CREATE UNIQUE INDEX AUTHOR_INDEX
ON tutorials_tbl (tutorial_author)
You can create a simple index on a table. Just omit UNIQUE keyword from the query to create simple index. Simple index allows duplicate values in a table.
If you want to index the values in a column in descending order, you can add the reserved word DESC after the column name.
mysql> CREATE UNIQUE INDEX AUTHOR_INDEX
ON tutorials_tbl (tutorial_author DESC)
Adding some visual representation to the list of answers.
MySQL uses an extra layer of indirection: secondary index records point to primary index records, and the primary index itself holds the on-disk row locations. If a row offset changes, only the primary index needs to be updated.
Caveat: Disk data structure looks flat in the diagram but actually is a
B+ tree.
Source: link
I want to add my 2 cents. I am far from being a database expert, but I've recently read up a bit on this topic; enough for me to try and give an ELI5. So, here's may layman's explanation.
I understand it as such that an index is like a mini-mirror of your table, pretty much like an associative array. If you feed it with a matching key then you can just jump to that row in one "command".
But if you didn't have that index / array, the query interpreter must use a for-loop to go through all rows and check for a match (the full-table scan).
Having an index has the "downside" of extra storage (for that mini-mirror), in exchange for the "upside" of looking up content faster.
Note that (in dependence of your db engine) creating primary, foreign or unique keys automatically sets up a respective index as well. That same principle is basically why and how those keys work.
Let's suppose you have a book, probably a novel, a thick one with lots of things to read, hence lots of words.
Now, hypothetically, you brought two dictionaries, consisting of only words that are only used, at least one time in the novel. All words in that two dictionaries are stored in typical alphabetical order. In hypothetical dictionary A, words are printed only once while in hypothetical dictionary B words are printed as many numbers of times it is printed in the novel. Remember, words are sorted alphabetically in both the dictionaries.

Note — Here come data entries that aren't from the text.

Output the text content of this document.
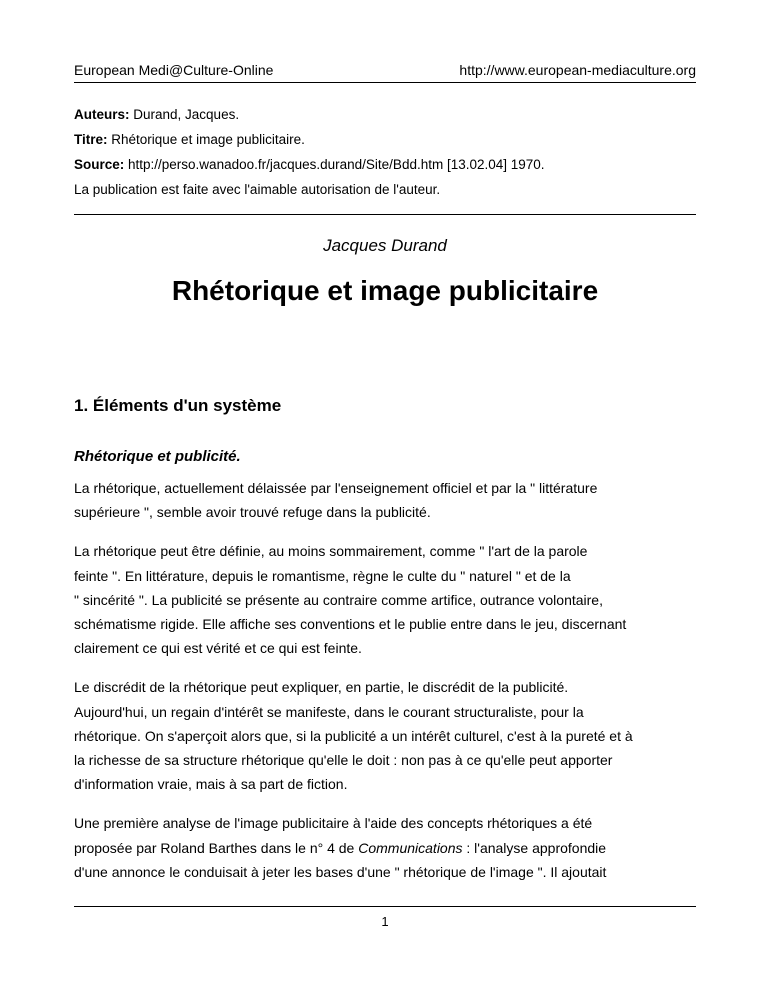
European Medi@Culture-Online	http://www.european-mediaculture.org
Auteurs: Durand, Jacques.
Titre: Rhétorique et image publicitaire.
Source: http://perso.wanadoo.fr/jacques.durand/Site/Bdd.htm [13.02.04] 1970.
La publication est faite avec l'aimable autorisation de l'auteur.
Jacques Durand
Rhétorique et image publicitaire
1. Éléments d'un système
Rhétorique et publicité.

La rhétorique, actuellement délaissée par l'enseignement officiel et par la " littérature
supérieure ", semble avoir trouvé refuge dans la publicité.

La rhétorique peut être définie, au moins sommairement, comme " l'art de la parole
feinte ". En littérature, depuis le romantisme, règne le culte du " naturel " et de la
" sincérité ". La publicité se présente au contraire comme artifice, outrance volontaire,
schématisme rigide. Elle affiche ses conventions et le publie entre dans le jeu, discernant
clairement ce qui est vérité et ce qui est feinte.

Le discrédit de la rhétorique peut expliquer, en partie, le discrédit de la publicité.
Aujourd'hui, un regain d'intérêt se manifeste, dans le courant structuraliste, pour la
rhétorique. On s'aperçoit alors que, si la publicité a un intérêt culturel, c'est à la pureté et à
la richesse de sa structure rhétorique qu'elle le doit : non pas à ce qu'elle peut apporter
d'information vraie, mais à sa part de fiction.

Une première analyse de l'image publicitaire à l'aide des concepts rhétoriques a été
proposée par Roland Barthes dans le n° 4 de Communications : l'analyse approfondie
d'une annonce le conduisait à jeter les bases d'une " rhétorique de l'image ". Il ajoutait

1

Now you got stuck at some point while reading a novel and need to find the meaning of that word from anyone of those hypothetical dictionaries. What you will do? Surely you will jump to that word in a few steps to find its meaning, rather look for the meaning of each of the words in the novel, from starting, until you reach that bugging word.

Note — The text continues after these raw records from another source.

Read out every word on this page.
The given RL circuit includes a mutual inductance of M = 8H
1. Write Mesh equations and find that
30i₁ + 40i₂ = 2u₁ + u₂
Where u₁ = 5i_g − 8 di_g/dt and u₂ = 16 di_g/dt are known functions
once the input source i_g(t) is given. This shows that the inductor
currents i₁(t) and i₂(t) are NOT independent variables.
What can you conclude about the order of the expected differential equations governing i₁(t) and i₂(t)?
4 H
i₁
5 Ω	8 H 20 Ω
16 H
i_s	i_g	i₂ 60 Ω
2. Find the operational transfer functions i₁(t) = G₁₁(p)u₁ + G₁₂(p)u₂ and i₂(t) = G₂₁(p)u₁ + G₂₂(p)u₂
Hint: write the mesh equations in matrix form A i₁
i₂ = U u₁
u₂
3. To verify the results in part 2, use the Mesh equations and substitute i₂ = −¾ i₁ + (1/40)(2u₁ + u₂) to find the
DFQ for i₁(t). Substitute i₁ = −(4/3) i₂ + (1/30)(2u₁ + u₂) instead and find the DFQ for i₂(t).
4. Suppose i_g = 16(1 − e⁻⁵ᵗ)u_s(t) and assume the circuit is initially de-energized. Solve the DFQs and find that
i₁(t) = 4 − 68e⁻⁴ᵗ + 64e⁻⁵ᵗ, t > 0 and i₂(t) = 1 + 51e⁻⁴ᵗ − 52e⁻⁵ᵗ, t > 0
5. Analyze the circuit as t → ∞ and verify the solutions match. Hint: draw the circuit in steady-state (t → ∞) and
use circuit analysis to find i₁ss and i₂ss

This is how the index works in SQL. Consider Dictionary A as PRIMARY INDEX, Dictionary B as KEY/SECONDARY INDEX, and your desire to get for the meaning of the word as a QUERY/SELECT STATEMENT.
The index will help to fetch the data at a very fast rate. Without an index, you will have to look for the data from the starting, unnecessarily time-consuming costly task.

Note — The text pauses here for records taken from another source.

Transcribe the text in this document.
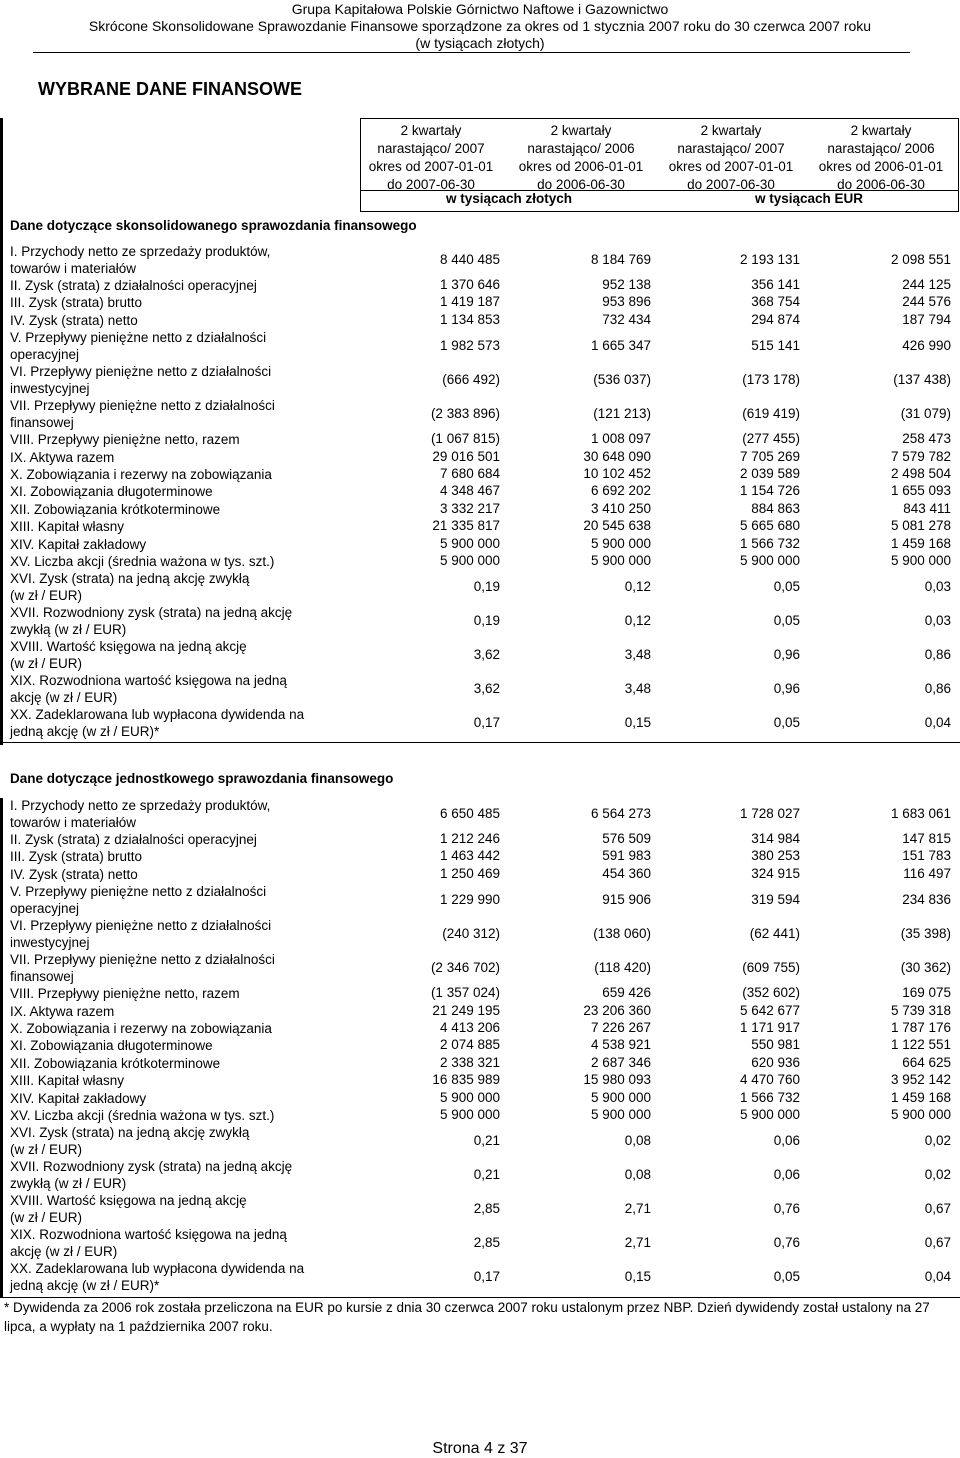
Grupa Kapitałowa Polskie Górnictwo Naftowe i Gazownictwo
Skrócone Skonsolidowane Sprawozdanie Finansowe sporządzone za okres od 1 stycznia 2007 roku do 30 czerwca 2007 roku
(w tysiącach złotych)
WYBRANE DANE FINANSOWE
2 kwartały
narastająco/ 2007
okres od 2007-01-01
do 2007-06-30
2 kwartały
narastająco/ 2006
okres od 2006-01-01
do 2006-06-30
2 kwartały
narastająco/ 2007
okres od 2007-01-01
do 2007-06-30
2 kwartały
narastająco/ 2006
okres od 2006-01-01
do 2006-06-30
w tysiącach złotych	w tysiącach EUR
Dane dotyczące skonsolidowanego sprawozdania finansowego
I. Przychody netto ze sprzedaży produktów,
towarów i materiałów
8 440 485	8 184 769	2 193 131	2 098 551
II. Zysk (strata) z działalności operacyjnej	1 370 646	952 138	356 141	244 125
III. Zysk (strata) brutto	1 419 187	953 896	368 754	244 576
IV. Zysk (strata) netto	1 134 853	732 434	294 874	187 794
V. Przepływy pieniężne netto z działalności
operacyjnej
1 982 573	1 665 347	515 141	426 990
VI. Przepływy pieniężne netto z działalności
inwestycyjnej
(666 492)	(536 037)	(173 178)	(137 438)
VII. Przepływy pieniężne netto z działalności
finansowej
(2 383 896)	(121 213)	(619 419)	(31 079)
VIII. Przepływy pieniężne netto, razem	(1 067 815)	1 008 097	(277 455)	258 473
IX. Aktywa razem	29 016 501	30 648 090	7 705 269	7 579 782
X. Zobowiązania i rezerwy na zobowiązania	7 680 684	10 102 452	2 039 589	2 498 504
XI. Zobowiązania długoterminowe	4 348 467	6 692 202	1 154 726	1 655 093
XII. Zobowiązania krótkoterminowe	3 332 217	3 410 250	884 863	843 411
XIII. Kapitał własny	21 335 817	20 545 638	5 665 680	5 081 278
XIV. Kapitał zakładowy	5 900 000	5 900 000	1 566 732	1 459 168
XV. Liczba akcji (średnia ważona w tys. szt.)	5 900 000	5 900 000	5 900 000	5 900 000
XVI. Zysk (strata) na jedną akcję zwykłą
(w zł / EUR)
0,19	0,12	0,05	0,03
XVII. Rozwodniony zysk (strata) na jedną akcję
zwykłą (w zł / EUR)
0,19	0,12	0,05	0,03
XVIII. Wartość księgowa na jedną akcję
(w zł / EUR)
3,62	3,48	0,96	0,86
XIX. Rozwodniona wartość księgowa na jedną
akcję (w zł / EUR)
3,62	3,48	0,96	0,86
XX. Zadeklarowana lub wypłacona dywidenda na
jedną akcję (w zł / EUR)*
0,17	0,15	0,05	0,04
Dane dotyczące jednostkowego sprawozdania finansowego
I. Przychody netto ze sprzedaży produktów,
towarów i materiałów
6 650 485	6 564 273	1 728 027	1 683 061
II. Zysk (strata) z działalności operacyjnej	1 212 246	576 509	314 984	147 815
III. Zysk (strata) brutto	1 463 442	591 983	380 253	151 783
IV. Zysk (strata) netto	1 250 469	454 360	324 915	116 497
V. Przepływy pieniężne netto z działalności
operacyjnej
1 229 990	915 906	319 594	234 836
VI. Przepływy pieniężne netto z działalności
inwestycyjnej
(240 312)	(138 060)	(62 441)	(35 398)
VII. Przepływy pieniężne netto z działalności
finansowej
(2 346 702)	(118 420)	(609 755)	(30 362)
VIII. Przepływy pieniężne netto, razem	(1 357 024)	659 426	(352 602)	169 075
IX. Aktywa razem	21 249 195	23 206 360	5 642 677	5 739 318
X. Zobowiązania i rezerwy na zobowiązania	4 413 206	7 226 267	1 171 917	1 787 176
XI. Zobowiązania długoterminowe	2 074 885	4 538 921	550 981	1 122 551
XII. Zobowiązania krótkoterminowe	2 338 321	2 687 346	620 936	664 625
XIII. Kapitał własny	16 835 989	15 980 093	4 470 760	3 952 142
XIV. Kapitał zakładowy	5 900 000	5 900 000	1 566 732	1 459 168
XV. Liczba akcji (średnia ważona w tys. szt.)	5 900 000	5 900 000	5 900 000	5 900 000
XVI. Zysk (strata) na jedną akcję zwykłą
(w zł / EUR)
0,21	0,08	0,06	0,02
XVII. Rozwodniony zysk (strata) na jedną akcję
zwykłą (w zł / EUR)
0,21	0,08	0,06	0,02
XVIII. Wartość księgowa na jedną akcję
(w zł / EUR)
2,85	2,71	0,76	0,67
XIX. Rozwodniona wartość księgowa na jedną
akcję (w zł / EUR)
2,85	2,71	0,76	0,67
XX. Zadeklarowana lub wypłacona dywidenda na
jedną akcję (w zł / EUR)*
0,17	0,15	0,05	0,04
* Dywidenda za 2006 rok została przeliczona na EUR po kursie z dnia 30 czerwca 2007 roku ustalonym przez NBP. Dzień dywidendy został ustalony na 27 lipca, a wypłaty na 1 października 2007 roku.
Strona 4 z 37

For more about indexes and types, look this.
Indexes are used to find rows with specific column values quickly. Without an index, MySQL must begin with the first row and then read through the entire table to find the relevant rows. The larger the table, the more this costs. If the table has an index for the columns in question, MySQL can quickly determine the position to seek to in the middle of the data file without having to look at all the data. This is much faster than reading every row sequentially.
Indexing adds a data structure with columns for the search conditions and a pointer
The pointer is the address on the memory disk of the row with the
rest of the information
The index data structure is sorted to optimize query efficiency
The query looks for the specific row in the index; the index refers to the pointer which will find the rest of the information.
The index reduces the number of rows the query has to search through from 17 to 4.